La Première ministre, Judith Suminwa, accompagnée du ministre d’État à la Justice et du ministre des Mines, a séjourné ce vendredi à la Chambre de Commerce, d’Industrie et des Services de Genève (CCIG). Face à un parterre d’opérateurs économiques helvétiques, la délégation congolaise a déroulé les réformes engagées à Kinshasa, tout en appelant à des investissements responsables dans un secteur minier redevenu stratégique.

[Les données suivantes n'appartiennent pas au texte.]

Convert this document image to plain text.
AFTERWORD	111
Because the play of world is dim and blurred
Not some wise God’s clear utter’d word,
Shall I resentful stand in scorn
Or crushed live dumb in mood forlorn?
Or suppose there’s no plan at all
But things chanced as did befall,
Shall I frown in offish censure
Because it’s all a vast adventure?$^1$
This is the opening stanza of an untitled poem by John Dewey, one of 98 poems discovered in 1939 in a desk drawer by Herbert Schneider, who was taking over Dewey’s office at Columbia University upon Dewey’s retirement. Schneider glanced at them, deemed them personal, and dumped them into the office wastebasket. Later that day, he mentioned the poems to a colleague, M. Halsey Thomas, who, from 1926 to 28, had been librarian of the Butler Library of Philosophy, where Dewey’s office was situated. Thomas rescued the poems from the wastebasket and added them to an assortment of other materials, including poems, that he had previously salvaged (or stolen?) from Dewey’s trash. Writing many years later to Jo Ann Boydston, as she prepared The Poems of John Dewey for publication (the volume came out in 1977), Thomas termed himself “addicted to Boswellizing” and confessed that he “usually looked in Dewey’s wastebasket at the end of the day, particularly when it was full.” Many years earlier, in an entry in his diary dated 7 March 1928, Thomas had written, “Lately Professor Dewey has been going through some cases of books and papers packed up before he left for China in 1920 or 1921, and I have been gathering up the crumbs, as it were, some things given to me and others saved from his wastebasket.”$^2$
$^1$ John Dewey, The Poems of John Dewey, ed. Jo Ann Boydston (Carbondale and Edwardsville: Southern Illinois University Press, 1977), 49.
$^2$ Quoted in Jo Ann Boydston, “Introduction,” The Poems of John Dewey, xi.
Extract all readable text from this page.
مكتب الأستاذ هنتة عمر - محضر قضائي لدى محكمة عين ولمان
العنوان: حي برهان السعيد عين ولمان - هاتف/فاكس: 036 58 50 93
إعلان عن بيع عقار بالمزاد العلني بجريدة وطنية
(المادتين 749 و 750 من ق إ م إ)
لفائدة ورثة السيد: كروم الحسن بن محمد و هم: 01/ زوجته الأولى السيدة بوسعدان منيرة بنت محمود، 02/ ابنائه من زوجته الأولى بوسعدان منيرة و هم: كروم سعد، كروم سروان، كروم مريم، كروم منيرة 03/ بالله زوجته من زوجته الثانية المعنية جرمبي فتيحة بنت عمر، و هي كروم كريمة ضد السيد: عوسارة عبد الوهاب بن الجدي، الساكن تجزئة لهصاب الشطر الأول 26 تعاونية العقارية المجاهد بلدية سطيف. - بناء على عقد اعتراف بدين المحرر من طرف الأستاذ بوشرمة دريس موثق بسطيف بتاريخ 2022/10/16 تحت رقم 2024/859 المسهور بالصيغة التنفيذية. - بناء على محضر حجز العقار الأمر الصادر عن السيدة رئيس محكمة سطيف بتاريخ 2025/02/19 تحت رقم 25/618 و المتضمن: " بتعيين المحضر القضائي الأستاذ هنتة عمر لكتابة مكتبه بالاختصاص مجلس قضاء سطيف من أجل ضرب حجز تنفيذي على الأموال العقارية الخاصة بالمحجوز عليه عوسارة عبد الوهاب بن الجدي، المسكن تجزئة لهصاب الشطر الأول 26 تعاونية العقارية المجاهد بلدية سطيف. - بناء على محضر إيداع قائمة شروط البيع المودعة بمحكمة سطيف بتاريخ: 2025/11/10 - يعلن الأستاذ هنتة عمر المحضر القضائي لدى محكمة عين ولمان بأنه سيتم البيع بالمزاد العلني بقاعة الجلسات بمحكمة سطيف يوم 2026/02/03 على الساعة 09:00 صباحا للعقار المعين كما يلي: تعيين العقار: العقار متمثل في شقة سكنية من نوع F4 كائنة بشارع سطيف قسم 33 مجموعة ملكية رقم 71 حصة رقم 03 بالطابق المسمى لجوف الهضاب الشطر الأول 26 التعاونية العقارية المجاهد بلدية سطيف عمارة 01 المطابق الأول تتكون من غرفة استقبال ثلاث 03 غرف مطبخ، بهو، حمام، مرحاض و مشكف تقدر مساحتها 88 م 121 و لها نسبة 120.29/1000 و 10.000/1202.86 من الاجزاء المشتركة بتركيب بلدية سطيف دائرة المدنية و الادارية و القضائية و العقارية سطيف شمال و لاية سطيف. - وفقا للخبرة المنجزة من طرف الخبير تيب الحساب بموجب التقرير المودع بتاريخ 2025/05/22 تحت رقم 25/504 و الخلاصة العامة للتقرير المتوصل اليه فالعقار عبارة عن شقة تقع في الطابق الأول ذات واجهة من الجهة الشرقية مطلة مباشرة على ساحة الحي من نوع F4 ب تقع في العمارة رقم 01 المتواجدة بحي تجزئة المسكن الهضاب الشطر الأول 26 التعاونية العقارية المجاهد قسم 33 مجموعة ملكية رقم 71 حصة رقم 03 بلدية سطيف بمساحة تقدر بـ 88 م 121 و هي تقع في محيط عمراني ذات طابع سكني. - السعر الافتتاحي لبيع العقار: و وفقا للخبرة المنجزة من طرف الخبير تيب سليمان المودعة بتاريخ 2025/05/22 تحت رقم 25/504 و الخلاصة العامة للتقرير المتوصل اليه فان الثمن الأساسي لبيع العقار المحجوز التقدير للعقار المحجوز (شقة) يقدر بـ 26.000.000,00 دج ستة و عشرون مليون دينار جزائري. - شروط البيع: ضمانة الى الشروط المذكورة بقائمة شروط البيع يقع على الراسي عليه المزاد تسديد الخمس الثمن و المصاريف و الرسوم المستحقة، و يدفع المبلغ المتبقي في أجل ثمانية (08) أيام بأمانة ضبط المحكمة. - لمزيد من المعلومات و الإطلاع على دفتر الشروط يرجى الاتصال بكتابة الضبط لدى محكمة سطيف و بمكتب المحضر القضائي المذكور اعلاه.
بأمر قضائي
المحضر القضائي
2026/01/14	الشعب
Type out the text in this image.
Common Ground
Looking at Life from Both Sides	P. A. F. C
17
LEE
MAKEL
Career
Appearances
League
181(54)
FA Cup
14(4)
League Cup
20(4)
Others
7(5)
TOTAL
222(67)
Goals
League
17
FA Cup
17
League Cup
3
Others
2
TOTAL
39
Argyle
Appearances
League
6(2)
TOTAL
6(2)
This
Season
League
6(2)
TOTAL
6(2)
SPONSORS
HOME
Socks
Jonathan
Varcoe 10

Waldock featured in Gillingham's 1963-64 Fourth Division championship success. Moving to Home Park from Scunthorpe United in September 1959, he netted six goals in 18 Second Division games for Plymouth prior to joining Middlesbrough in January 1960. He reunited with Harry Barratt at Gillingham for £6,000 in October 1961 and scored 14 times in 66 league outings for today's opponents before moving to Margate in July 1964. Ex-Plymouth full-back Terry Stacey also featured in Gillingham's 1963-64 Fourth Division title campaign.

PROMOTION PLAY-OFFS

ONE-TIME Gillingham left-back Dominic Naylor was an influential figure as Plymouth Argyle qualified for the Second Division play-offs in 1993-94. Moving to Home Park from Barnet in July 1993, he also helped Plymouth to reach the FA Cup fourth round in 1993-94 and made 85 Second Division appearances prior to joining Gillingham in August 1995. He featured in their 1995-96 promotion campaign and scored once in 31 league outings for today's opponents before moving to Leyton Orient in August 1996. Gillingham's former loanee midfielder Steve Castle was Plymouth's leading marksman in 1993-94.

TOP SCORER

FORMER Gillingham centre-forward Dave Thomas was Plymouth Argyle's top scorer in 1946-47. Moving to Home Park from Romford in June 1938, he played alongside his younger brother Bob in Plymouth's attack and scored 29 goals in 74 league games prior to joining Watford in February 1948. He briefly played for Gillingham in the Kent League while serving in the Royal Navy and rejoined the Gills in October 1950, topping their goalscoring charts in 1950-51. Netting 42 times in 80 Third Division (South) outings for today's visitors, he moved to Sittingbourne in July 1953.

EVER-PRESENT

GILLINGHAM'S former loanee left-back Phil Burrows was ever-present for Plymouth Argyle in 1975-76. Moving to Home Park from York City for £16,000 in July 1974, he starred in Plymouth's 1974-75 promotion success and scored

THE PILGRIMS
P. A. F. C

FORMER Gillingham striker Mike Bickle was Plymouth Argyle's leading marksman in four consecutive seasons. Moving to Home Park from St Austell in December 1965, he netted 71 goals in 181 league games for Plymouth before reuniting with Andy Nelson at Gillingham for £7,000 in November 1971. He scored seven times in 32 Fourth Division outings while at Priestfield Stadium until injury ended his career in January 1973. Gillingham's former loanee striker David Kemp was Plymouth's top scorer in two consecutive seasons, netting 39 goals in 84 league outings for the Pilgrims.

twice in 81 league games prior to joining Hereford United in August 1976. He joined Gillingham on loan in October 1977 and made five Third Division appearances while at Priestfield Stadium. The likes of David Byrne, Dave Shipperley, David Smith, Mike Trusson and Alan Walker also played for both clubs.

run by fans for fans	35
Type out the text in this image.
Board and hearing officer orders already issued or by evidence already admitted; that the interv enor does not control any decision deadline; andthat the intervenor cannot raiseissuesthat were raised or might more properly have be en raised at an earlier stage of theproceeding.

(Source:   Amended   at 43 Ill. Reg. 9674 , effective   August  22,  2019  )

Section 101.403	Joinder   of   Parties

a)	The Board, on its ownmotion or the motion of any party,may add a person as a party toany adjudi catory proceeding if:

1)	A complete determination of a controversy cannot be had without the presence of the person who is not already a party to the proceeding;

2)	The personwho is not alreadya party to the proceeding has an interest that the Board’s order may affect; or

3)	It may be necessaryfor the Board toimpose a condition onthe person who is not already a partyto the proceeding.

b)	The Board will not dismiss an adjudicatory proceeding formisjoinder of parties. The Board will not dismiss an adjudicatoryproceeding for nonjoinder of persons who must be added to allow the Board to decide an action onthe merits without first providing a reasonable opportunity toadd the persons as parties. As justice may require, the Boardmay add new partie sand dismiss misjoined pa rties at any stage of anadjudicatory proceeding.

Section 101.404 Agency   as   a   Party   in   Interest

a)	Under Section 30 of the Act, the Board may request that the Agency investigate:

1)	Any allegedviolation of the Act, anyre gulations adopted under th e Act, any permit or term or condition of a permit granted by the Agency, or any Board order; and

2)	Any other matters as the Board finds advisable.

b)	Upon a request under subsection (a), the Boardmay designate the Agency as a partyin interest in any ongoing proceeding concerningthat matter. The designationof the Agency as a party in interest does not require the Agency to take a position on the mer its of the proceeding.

D’entrée de jeu, la cheffe du Gouvernement a campé le décor : reconstruire une économie locale solide, sécuriser des chaînes d’approvisionnement souvent sous tension, mais surtout rappeler que la richesse du Congo dépasse les minerais. Ressources humaines, forêts, terres arables : un triptyque que Judith Suminwa brandit comme socle d’un partenariat « gagnant-gagnant » avec la Suisse et le reste du monde.
Ses ministres n’ont pas dévié de cette ligne. Traçabilité, transparence, lutte contre la corruption : le ministre des Mines comme celui de la Justice ont détaillé les chantiers en cours pour assainir un secteur longtemps gangrené. Le porte-parole du gouvernement, Patrick Muyaya, a lui insisté sur la nécessité de faire de la traçabilité minière un pilier de paix dans l’Est du pays, tout en assurant que le message congolais « est bien passé ».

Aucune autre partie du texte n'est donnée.